T       - number of snapshots of MD trajectory

m       - dimensionality of the subspace we are interested in; Default value is None, in which case m=n

verbose - print information on progress. Default is true.

Returns

A 3n x m matrix U (NumPy matrix type), such that Y = U * data is a 2nd order spatially whitened
coordinates extracted from the 3n x T data matrix. If m is omitted, U is a square 3n x 3n matrix.

Ds  - has eigen values sorted by increasing variance

PCs - holds the index for m most significant principal components by decreasing variance S = Ds[PCs]

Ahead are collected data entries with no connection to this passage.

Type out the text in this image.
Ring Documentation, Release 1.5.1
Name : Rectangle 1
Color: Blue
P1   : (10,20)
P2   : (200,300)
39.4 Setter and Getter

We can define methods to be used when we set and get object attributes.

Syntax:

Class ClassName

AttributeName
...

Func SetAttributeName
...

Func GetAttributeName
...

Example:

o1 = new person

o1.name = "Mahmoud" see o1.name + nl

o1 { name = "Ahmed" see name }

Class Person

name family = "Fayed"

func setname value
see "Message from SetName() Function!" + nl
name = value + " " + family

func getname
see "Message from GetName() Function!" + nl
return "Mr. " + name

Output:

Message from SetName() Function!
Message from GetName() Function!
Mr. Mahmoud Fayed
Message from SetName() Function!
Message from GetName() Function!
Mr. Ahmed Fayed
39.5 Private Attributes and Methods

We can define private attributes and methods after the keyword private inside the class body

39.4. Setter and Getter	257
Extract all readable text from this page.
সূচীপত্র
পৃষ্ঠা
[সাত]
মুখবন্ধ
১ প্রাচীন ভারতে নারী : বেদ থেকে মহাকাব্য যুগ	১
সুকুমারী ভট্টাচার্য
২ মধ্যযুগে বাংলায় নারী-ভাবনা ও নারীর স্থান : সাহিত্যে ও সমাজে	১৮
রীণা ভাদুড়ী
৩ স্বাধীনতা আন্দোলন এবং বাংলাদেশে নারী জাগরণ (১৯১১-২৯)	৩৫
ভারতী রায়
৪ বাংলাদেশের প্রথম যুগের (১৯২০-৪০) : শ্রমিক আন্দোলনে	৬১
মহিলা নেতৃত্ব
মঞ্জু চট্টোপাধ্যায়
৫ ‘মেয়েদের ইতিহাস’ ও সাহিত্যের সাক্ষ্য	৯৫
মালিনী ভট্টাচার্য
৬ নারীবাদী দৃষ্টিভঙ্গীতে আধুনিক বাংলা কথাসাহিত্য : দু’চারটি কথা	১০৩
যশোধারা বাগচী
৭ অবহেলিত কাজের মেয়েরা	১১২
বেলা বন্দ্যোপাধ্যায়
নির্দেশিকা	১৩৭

S   - Eigen values of the ‘data’ covariance matrix

B   - Eigen vectors of the ‘data’ covariance matrix. The eigen vectors are orthogonal.

Note

  • Firstly, the data is rigid body aligned by making use of IterativeMeansAlign module from ANCA package and then remove mean to center the data before performing the eigen value decomposition of the covariance matrix Alignment is not required if you are using dihedral/angular coordinates
  • Eigen value decomposition is then performed on the mean free data and the eigen values are sorted by decreasing variance to obtain m most energetically significant components
  • Sphering is carried out to obtain matrix Y such that, Y is spatially whitened by performing PCA analysis on m components of the real data
  • U is whitening matrix
  • Y is a matrix of spatially uncorrelated components